NTU device can reduce noise pollution by up to half, targeted for use in 2 to 3 years

Professor Gan Woon Seng of NTU, lead researcher of the team that developed a device that can reduce noise pollution entering buildings even while windows are wide open.
Professor Gan Woon Seng of NTU, lead researcher of the team that developed a device that can reduce noise pollution entering buildings even while windows are wide open.ST PHOTO: ALVIN HO

SINGAPORE - Noise from busy roads, MRT tracks or construction activity may one day be less of a nuisance even when windows are wide open.

A new device being developed by researchers at Nanyang Technological University (NTU) can reduce noise by up to 50 per cent.

The small device - designed to be mounted on window grilles - uses "active noise control" technology found in high-end headphones that has been adapted for use in large open areas, NTU said on Monday (April 30).

While the technology is not new, this is the first time such an experiment is being done on a fully opened window, it said.

The device uses a special sound-emitting mechanism and is hooked up to a processing unit. Once noise is detected, it quickly emits "anti-noise" soundwaves that counters the invading noise, resulting in a softer ambient sound, NTU said.

"Our innovation not only computes the right amount and type of 'anti-noise' to emit, but also does it faster than noise can reach inside the building," said Professor Gan Woon Seng, director of the Centre for Infocomm Technology who led the research.

The team hopes to deploy the technology in commercial or residential areas here in two to three years.


The device uses "active noise control" technology found in high-end headphones that has been adapted for use in large open areas. ST PHOTO: ALVIN HO 

"Noise is an underestimated threat. According to the World Health Organisation, noise is invisible pollution that can cause health issues from cardiovascular problems to hearing impairment," said Prof Gan.

"Compared to noise cancellation headphones, what we have achieved is far more technically challenging as we needed to control noise in a large open area, instead of just around the ear."

"Currently, at the prototype stage, about 24 devices are mounted onto a window grille during the controlled trials. Once we go into the next phase, we will be able to increase the efficiency of the device and integrate them into the window grille, reducing the number of devices," he said.

"Our goal is to have as few devices as possible but with the same effect of reducing noise pollution by half, and achieved using the least amount of energy."

Prof Gan said "double or triple paned windows are effective in reducing outside noise but that means keeping windows shut. Our objective is to reduce noise pollution while keeping windows open, and reduce the need for air-conditioning."

The project is supported by the Ministry of National Development and the National Research Foundation in the Prime Minister's Office, and comes under the "Land and Liveability National Innovation Challenge" research programme.

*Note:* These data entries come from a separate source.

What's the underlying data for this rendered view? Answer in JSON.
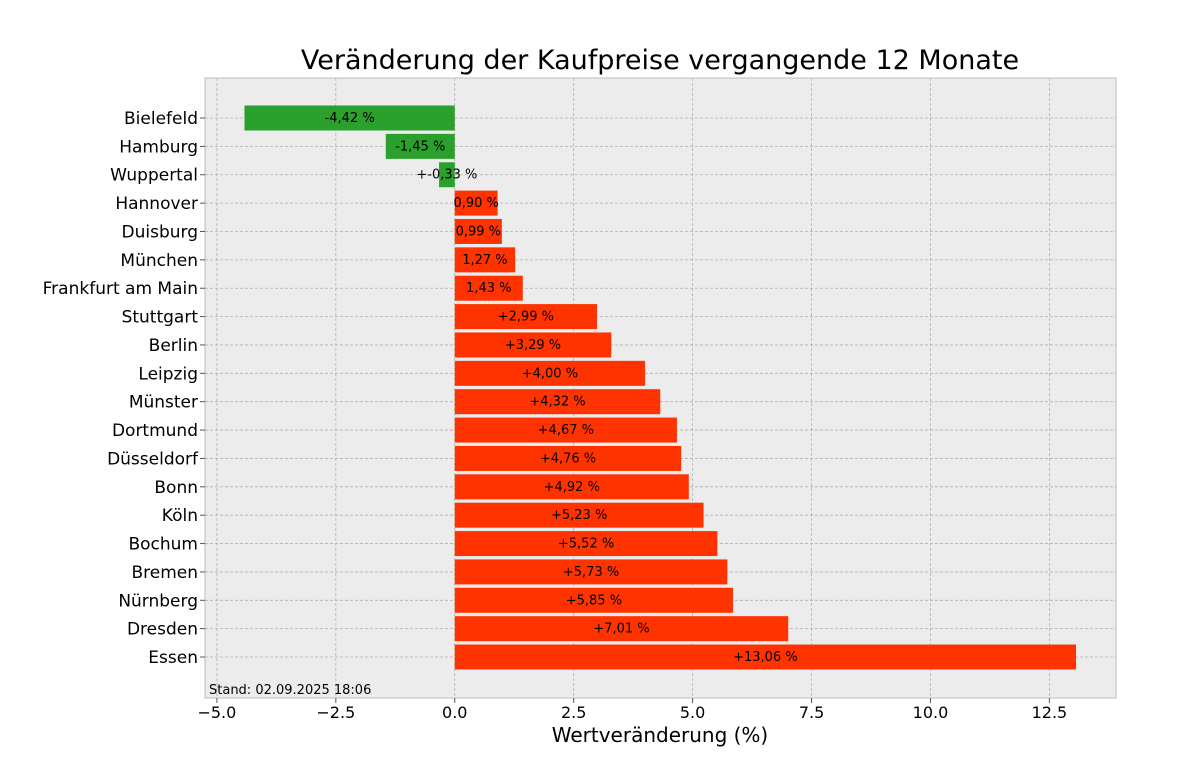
{
  "chart_data": {
    "type": "bar",
    "orientation": "horizontal",
    "title": "Veränderung der Kaufpreise vergangende 12 Monate",
    "xlabel": "Wertveränderung (%)",
    "ylabel": "",
    "xlim": [
      -5.25,
      13.9
    ],
    "xticks": [
      -5.0,
      -2.5,
      0.0,
      2.5,
      5.0,
      7.5,
      10.0,
      12.5
    ],
    "xtick_labels": [
      "−5.0",
      "−2.5",
      "0.0",
      "2.5",
      "5.0",
      "7.5",
      "10.0",
      "12.5"
    ],
    "grid": true,
    "categories": [
      "Bielefeld",
      "Hamburg",
      "Wuppertal",
      "Hannover",
      "Duisburg",
      "München",
      "Frankfurt am Main",
      "Stuttgart",
      "Berlin",
      "Leipzig",
      "Münster",
      "Dortmund",
      "Düsseldorf",
      "Bonn",
      "Köln",
      "Bochum",
      "Bremen",
      "Nürnberg",
      "Dresden",
      "Essen"
    ],
    "values": [
      -4.42,
      -1.45,
      -0.33,
      0.9,
      0.99,
      1.27,
      1.43,
      2.99,
      3.29,
      4.0,
      4.32,
      4.67,
      4.76,
      4.92,
      5.23,
      5.52,
      5.73,
      5.85,
      7.01,
      13.06
    ],
    "data_labels": [
      "-4,42 %",
      "-1,45 %",
      "+-0,33 %",
      "0,90 %",
      "0,99 %",
      "1,27 %",
      "1,43 %",
      "+2,99 %",
      "+3,29 %",
      "+4,00 %",
      "+4,32 %",
      "+4,67 %",
      "+4,76 %",
      "+4,92 %",
      "+5,23 %",
      "+5,52 %",
      "+5,73 %",
      "+5,85 %",
      "+7,01 %",
      "+13,06 %"
    ],
    "colors": {
      "negative": "#2ca02c",
      "positive": "#ff3300",
      "plot_background": "#ececec",
      "grid": "#b0b0b0",
      "frame": "#bcbcbc"
    },
    "annotation": "Stand: 02.09.2025 18:06"
  }
}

The researchers are also working with local government agencies to further improve the technology to make it viable for commercial and residential applications.

"We are already moving into the second phase of trials where we will be deploying this in real environments. ... The device is not just limited to residential spaces. It can be used for keeping noise out of vehicles and trains, or even keeping machinery noise within the factory premises," Prof Gan said.

“The uniqueness of our technology is that it leverages machine learning to identify the bad sounds from good ones and eliminate those which are deemed a nuisance – such as construction noises, from the chirping of birds.

"We are targeting certain types of continuous ambient noise. The device is not a silver bullet for all kinds of noise," he added.